Les entreprises sont tenues de payer un droit de licence intégral pour les logiciels utilisés par leurs salariés, pour chaque système, chaque utilisateur, et peut-être davantage. Pour compliquer encore plus les choses, les règles peuvent souvent changer. Et si les entreprises ont parfois du mal à suivre la trace de chaque centime dépensé, les éditeurs, eux peuvent le faire. Les procédures tant redoutées de « vérification de conformité », et les histoires qui vont avec, sont de plus en plus courantes. « Les éditeurs mettent plus de pression sur les clients », a déclaré Craig Guarente, co-fondateur et CEO de Palisade Compliance, qui aide les clients d'Oracle à négocier avec le géant de la base de données. « Les éditeurs utilisent clairement les audits pour peser sur leurs clients », a-t-il ajouté.
Par exemple, un éditeur peut remettre en question la conformité d’une entreprise dans un certain domaine et s’en servir comme excuse pour lui proposer un tout nouveau contrat cloud. Le message est clair : signez ce contrat, et nous passons l’éponge sur la conformité. « Les éditeurs cherchent de la croissance tous azimuts, et ils se servent des audits sur les licences pour faire entrer plus d’argent dans les caisses », a déclaré l'analyste de Strativa, Frank Scavo. « Certains engagent même des procédures qui peuvent durer des années voire des décennies contre leurs clients pour récupérer ce manque à gagner sur des droits de licence prétendument non acquittés ».
Des contrats qui manquent de clarté
À bien des égards, le périmètre d’usage des licences manque souvent de clarté : parfois les droits dépendent du nombre d'utilisateurs, parfois du nombre de CPU, parfois du nombre de transactions, et parfois ils sont établis en fonction de tous ces usages en même temps.

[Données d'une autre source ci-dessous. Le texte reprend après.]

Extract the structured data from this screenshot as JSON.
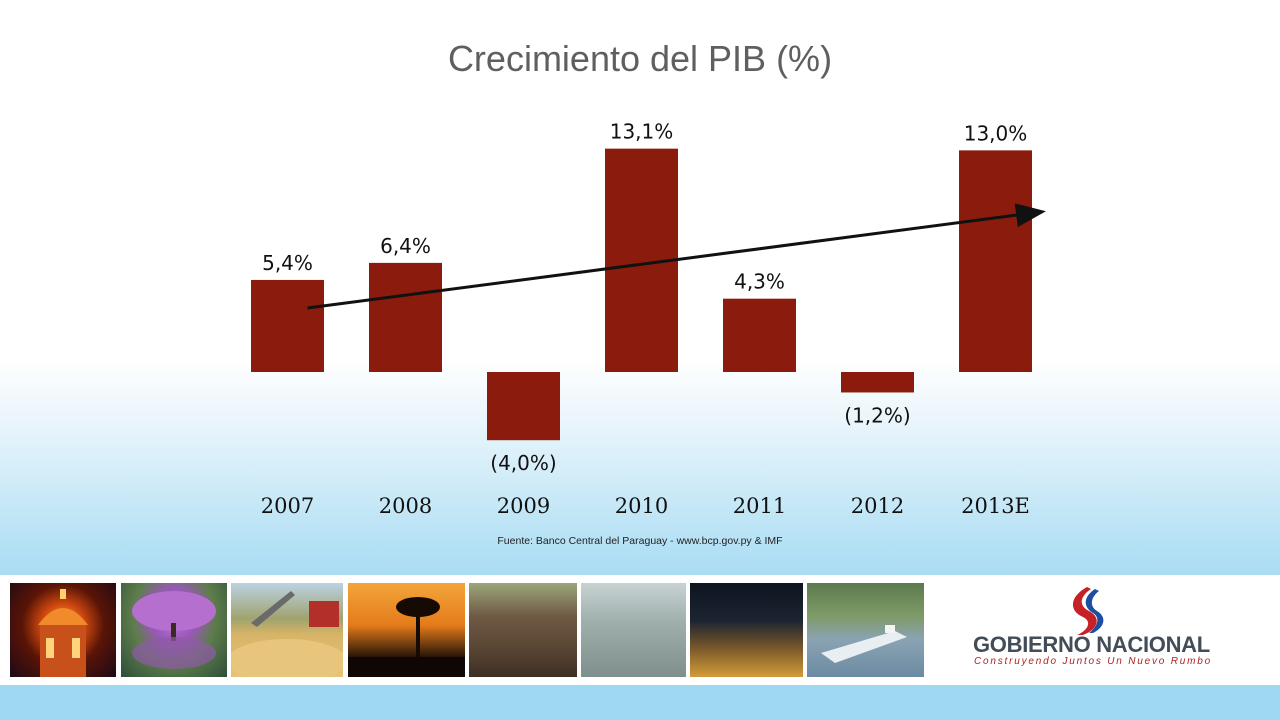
{
  "slide": {
    "title": "Crecimiento del PIB (%)",
    "source": "Fuente: Banco Central del Paraguay  - www.bcp.gov.py & IMF"
  },
  "chart_data": {
    "type": "bar",
    "title": "Crecimiento del PIB (%)",
    "categories": [
      "2007",
      "2008",
      "2009",
      "2010",
      "2011",
      "2012",
      "2013E"
    ],
    "values": [
      5.4,
      6.4,
      -4.0,
      13.1,
      4.3,
      -1.2,
      13.0
    ],
    "data_labels": [
      "5,4%",
      "6,4%",
      "(4,0%)",
      "13,1%",
      "4,3%",
      "(1,2%)",
      "13,0%"
    ],
    "xlabel": "",
    "ylabel": "",
    "ylim": [
      -4.5,
      14
    ],
    "grid": false,
    "legend": "none",
    "trend_arrow": true,
    "colors": {
      "bar": "#8b1c0d",
      "arrow": "#111111",
      "text": "#111111"
    }
  },
  "footer": {
    "photos": [
      "palace-photo",
      "flowering-tree-photo",
      "soybean-harvest-photo",
      "palm-sunset-photo",
      "cattle-photo",
      "factory-photo",
      "port-night-photo",
      "river-barge-photo"
    ],
    "logo": {
      "main": "GOBIERNO NACIONAL",
      "tagline": "Construyendo Juntos Un Nuevo Rumbo",
      "colors": {
        "text": "#434d57",
        "accent": "#b11f1f",
        "blue": "#1d4fa0"
      }
    }
  }
}
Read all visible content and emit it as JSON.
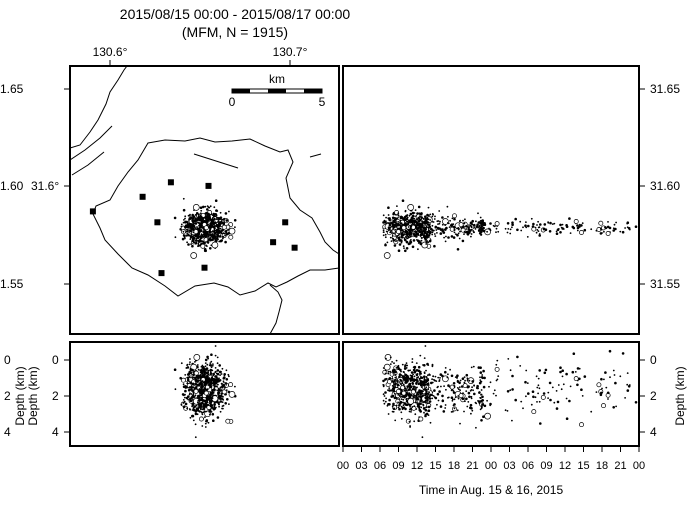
{
  "title": {
    "line1": "2015/08/15 00:00 - 2015/08/17 00:00",
    "line2": "(MFM, N = 1915)"
  },
  "colors": {
    "ink": "#000000",
    "background": "#ffffff"
  },
  "chart_data": [
    {
      "panel": "map",
      "type": "scatter",
      "x_tick_labels": [
        "130.6°",
        "130.7°"
      ],
      "x_ticks": [
        130.6,
        130.7
      ],
      "y_tick_labels_left": [
        "1.65",
        "1.60",
        "31.6°",
        "1.55"
      ],
      "y_ticks": [
        31.65,
        31.6,
        31.55
      ],
      "xlim": [
        130.555,
        130.755
      ],
      "ylim": [
        31.5245,
        31.672
      ],
      "scale_bar": {
        "unit": "km",
        "start_label": "0",
        "end_label": "5",
        "length_km": 5
      },
      "stations": [
        {
          "lon": 130.572,
          "lat": 31.592
        },
        {
          "lon": 130.609,
          "lat": 31.6
        },
        {
          "lon": 130.63,
          "lat": 31.608
        },
        {
          "lon": 130.62,
          "lat": 31.586
        },
        {
          "lon": 130.658,
          "lat": 31.606
        },
        {
          "lon": 130.715,
          "lat": 31.586
        },
        {
          "lon": 130.706,
          "lat": 31.575
        },
        {
          "lon": 130.722,
          "lat": 31.572
        },
        {
          "lon": 130.623,
          "lat": 31.558
        },
        {
          "lon": 130.655,
          "lat": 31.561
        }
      ],
      "epicenter_cluster": {
        "center_lon": 130.655,
        "center_lat": 31.583,
        "spread_lon": 0.012,
        "spread_lat": 0.01
      }
    },
    {
      "panel": "time-latitude",
      "type": "scatter",
      "y_tick_labels": [
        "31.65",
        "31.60",
        "31.55"
      ],
      "y_ticks": [
        31.65,
        31.6,
        31.55
      ],
      "ylim": [
        31.5245,
        31.672
      ]
    },
    {
      "panel": "longitude-depth",
      "type": "scatter",
      "y_tick_labels": [
        "0",
        "2",
        "4"
      ],
      "y_ticks": [
        0,
        2,
        4
      ],
      "ylabel": "Depth (km)",
      "ylim": [
        -0.8,
        5.1
      ]
    },
    {
      "panel": "time-depth",
      "type": "scatter",
      "y_tick_labels": [
        "0",
        "2",
        "4"
      ],
      "y_ticks": [
        0,
        2,
        4
      ],
      "ylabel": "Depth (km)",
      "ylim": [
        -0.8,
        5.1
      ],
      "xlabel": "Time in Aug. 15 & 16, 2015",
      "x_tick_labels": [
        "00",
        "03",
        "06",
        "09",
        "12",
        "15",
        "18",
        "21",
        "00",
        "03",
        "06",
        "09",
        "12",
        "15",
        "18",
        "21",
        "00"
      ],
      "xlim_hours": [
        0,
        48
      ]
    }
  ]
}
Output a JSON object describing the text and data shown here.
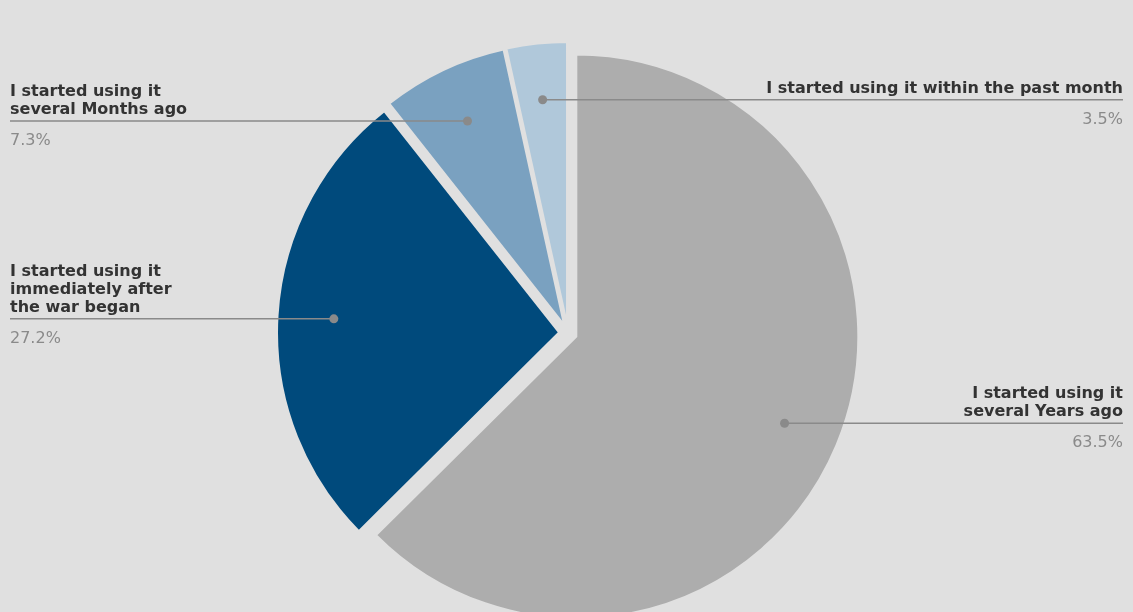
{
  "chart_data": {
    "type": "pie",
    "categories": [
      "I started using it\nseveral Years ago",
      "I started using it\nimmediately after\nthe war began",
      "I started using it\nseveral Months ago",
      "I started using it within the past month"
    ],
    "values": [
      63.5,
      27.2,
      7.3,
      3.5
    ],
    "value_labels": [
      "63.5%",
      "27.2%",
      "7.3%",
      "3.5%"
    ],
    "colors": [
      "#adadad",
      "#004a7c",
      "#7aa1c0",
      "#b0c8da"
    ]
  }
}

Par exemple, chez SAP, les droits de licence sont associés au concept très imprécis d’« accès indirect ». Dans le cas d’Oracle, il joue souvent sur les ambiguïtés de la virtualisation. Même si une entreprise est à jour, « les éditeurs peuvent les mettre en cause sur la base d’éléments fallacieux, imprécis ou fabriqués de toutes pièces », a reconnu Duncan Jones, vice-président de Forrester Research. « C’est comme s’ils disaient aux entreprises de payer sans rien dire et sans demander d’explication ».

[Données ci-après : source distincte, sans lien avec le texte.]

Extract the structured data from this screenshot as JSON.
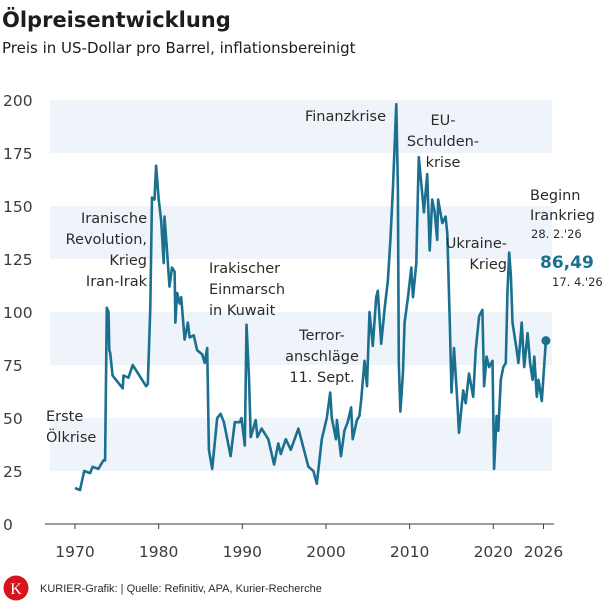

Un rapport publié mardi par Flexera, une entreprise spécialisée dans la gestion des actifs logiciels, met en évidence ces tendances. Au cours de l’année 2015, 65 % des entreprises interrogées par Flexera ont été soumises à une « vérification de conformité » par un éditeur ; 44 % ont payé 100 000 dollars ou plus en coûts dits de rattrapage. « Assez couramment, pour certains logiciels, les entreprises ne disposent pas d’un nombre de licences suffisant, mais elles payent souvent aussi pour la maintenance de logiciels qu’elles sous-utilisent », a expliqué Franck Scavo. « Je travaille actuellement avec un client qui a, depuis plusieurs années, réduit son personnel de façon importante », a-t-il déclaré. « Même si ce client est en train de retrouver progressivement de la croissance, il paye pour son ERP des droits de licences surévalués par rapport au nombre d’utilisateurs qui s’en servent effectivement. Jusque-là, l’éditeur a été peu coopératif et ne lui permet pas de réduire le nombre de licences payantes ».

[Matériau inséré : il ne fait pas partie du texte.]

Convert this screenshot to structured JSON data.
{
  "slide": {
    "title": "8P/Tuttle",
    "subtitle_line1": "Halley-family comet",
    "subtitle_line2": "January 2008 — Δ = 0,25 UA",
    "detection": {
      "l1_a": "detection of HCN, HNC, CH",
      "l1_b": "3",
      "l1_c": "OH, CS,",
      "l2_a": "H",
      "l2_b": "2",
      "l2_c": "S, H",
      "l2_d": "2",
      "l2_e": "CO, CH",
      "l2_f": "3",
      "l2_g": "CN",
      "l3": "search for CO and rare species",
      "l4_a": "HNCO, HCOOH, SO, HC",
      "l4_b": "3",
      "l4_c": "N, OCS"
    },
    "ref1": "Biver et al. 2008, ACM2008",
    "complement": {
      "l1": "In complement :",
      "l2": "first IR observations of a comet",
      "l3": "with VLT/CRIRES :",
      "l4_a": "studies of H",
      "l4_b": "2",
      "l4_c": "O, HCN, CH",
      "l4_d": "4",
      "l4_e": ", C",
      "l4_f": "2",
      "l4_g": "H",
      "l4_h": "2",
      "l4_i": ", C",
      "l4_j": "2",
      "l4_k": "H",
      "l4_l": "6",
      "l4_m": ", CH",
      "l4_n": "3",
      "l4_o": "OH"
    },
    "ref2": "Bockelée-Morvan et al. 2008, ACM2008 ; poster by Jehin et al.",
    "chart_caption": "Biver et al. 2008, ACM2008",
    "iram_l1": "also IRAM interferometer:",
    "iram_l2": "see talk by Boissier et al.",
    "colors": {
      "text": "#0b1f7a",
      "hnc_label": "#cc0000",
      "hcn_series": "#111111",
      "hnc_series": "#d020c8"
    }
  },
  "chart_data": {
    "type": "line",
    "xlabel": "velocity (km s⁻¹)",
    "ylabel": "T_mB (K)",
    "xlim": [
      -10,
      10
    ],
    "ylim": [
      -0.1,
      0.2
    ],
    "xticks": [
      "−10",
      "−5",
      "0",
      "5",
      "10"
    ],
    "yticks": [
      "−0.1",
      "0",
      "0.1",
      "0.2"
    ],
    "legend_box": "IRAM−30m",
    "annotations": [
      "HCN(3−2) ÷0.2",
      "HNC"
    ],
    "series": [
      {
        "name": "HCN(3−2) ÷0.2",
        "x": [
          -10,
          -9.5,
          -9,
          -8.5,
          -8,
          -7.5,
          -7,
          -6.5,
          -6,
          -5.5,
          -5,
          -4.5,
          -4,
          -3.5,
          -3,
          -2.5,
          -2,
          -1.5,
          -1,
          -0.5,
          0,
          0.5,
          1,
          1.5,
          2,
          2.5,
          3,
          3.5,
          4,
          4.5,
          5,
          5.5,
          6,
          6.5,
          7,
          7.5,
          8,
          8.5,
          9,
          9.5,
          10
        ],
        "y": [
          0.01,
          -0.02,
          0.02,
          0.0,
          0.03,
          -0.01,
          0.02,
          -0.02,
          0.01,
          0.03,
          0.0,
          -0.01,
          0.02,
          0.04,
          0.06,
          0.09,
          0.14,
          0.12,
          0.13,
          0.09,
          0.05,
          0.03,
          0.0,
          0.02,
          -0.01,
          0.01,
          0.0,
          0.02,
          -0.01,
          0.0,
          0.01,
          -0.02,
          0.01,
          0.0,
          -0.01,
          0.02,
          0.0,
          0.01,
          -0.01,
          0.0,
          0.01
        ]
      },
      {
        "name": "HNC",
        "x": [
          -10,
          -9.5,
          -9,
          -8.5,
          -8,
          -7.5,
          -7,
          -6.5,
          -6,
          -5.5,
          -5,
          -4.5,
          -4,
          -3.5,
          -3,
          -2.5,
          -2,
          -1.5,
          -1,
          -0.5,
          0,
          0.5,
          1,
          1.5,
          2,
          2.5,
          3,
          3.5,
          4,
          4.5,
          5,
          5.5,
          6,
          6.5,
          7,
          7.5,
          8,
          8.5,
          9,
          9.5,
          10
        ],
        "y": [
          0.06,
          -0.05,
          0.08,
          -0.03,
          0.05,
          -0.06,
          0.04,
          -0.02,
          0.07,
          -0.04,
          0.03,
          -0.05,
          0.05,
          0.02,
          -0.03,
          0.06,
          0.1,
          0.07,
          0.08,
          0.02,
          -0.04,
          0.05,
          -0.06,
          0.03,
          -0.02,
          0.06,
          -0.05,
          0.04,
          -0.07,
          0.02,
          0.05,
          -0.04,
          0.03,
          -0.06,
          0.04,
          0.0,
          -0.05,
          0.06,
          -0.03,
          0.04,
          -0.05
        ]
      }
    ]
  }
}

Des audits pour forcer le passage au cloud
Ce problème est devenu particulièrement critique quand les éditeurs ont commencé à basculer leurs efforts marketing et de ventes vers le cloud, même s’ils continuent à compter sur des revenus de licences traditionnelles pour satisfaire les investisseurs. « Ils prétendent que les clients sont très attirés par les nouveaux produits cloud, mais en fait, ils utilisent la menace de vérification de conformité pour pousser leurs clients vers le cloud », a déclaré Duncan Jones. « Par ailleurs, très souvent, les services d’audits sont extérieurs à l’éditeur, si bien que ce dernier ne voit pas l’impact négatif que peuvent avoir à long terme ces comportements sur les relations entre les clients et l’entreprise », a déclaré le vice-président de Forrester Research. Les éditeurs apprécient sans doute le surplus de revenus que leur procurent les vérifications de conformité, mais sur le long terme, « cela peut ruiner des opportunités d’affaires », a-t-il ajouté. « Un client resté fidèle à IBM pendant 50 ans m’a raconté qu’il n’achèterait plus rien chez ce constructeur ». Selon Duncan Jones, « les pressions juridiques exercées par les fournisseurs dans ce domaine seraient difficilement défendables devant un tribunal, mais peu d'entreprises sont prêtes à prendre ce risque ».
Alors, que doivent-elles faire ? « Les entreprises doivent prendre la question des licences de logiciels au sérieux », a conseillé Craig Guarente. Son entreprise invite ses clients à se poser trois questions : « Quels logiciels possédez-vous, lesquels utilisez-vous, et quel est le différentiel ? » Les petites entreprises peuvent effectuer elles-mêmes cette vérification de conformité, mais « celles qui ont de gros volumes de licences à gérer ont probablement intérêt à investir dans un système de gestion des actifs logiciels », a suggéré Franck Scavo. « Elles peuvent aussi demander à un tiers de vérifier périodiquement cette conformité, surtout si l’entreprise prévoit de se tourner vers le produit d’un autre éditeur », a-t-il ajouté. « Les éditeurs pensent que leur expérience dans les contrats de licence leur donne un avantage sur leurs clients, mais ces derniers doivent apprendre à recentrer la relation sur la relation à long terme », a conseillé Duncan Jones de Forrester Research. « Si les clients s’opposaient collectivement aux éditeurs, ils pourraient être en position de force face aux éditeurs, au-delà de ce qu'ils imaginent ». Oracle, SAP et IBM n’ont pas pu être joints immédiatement par notre confrère pour commentaire.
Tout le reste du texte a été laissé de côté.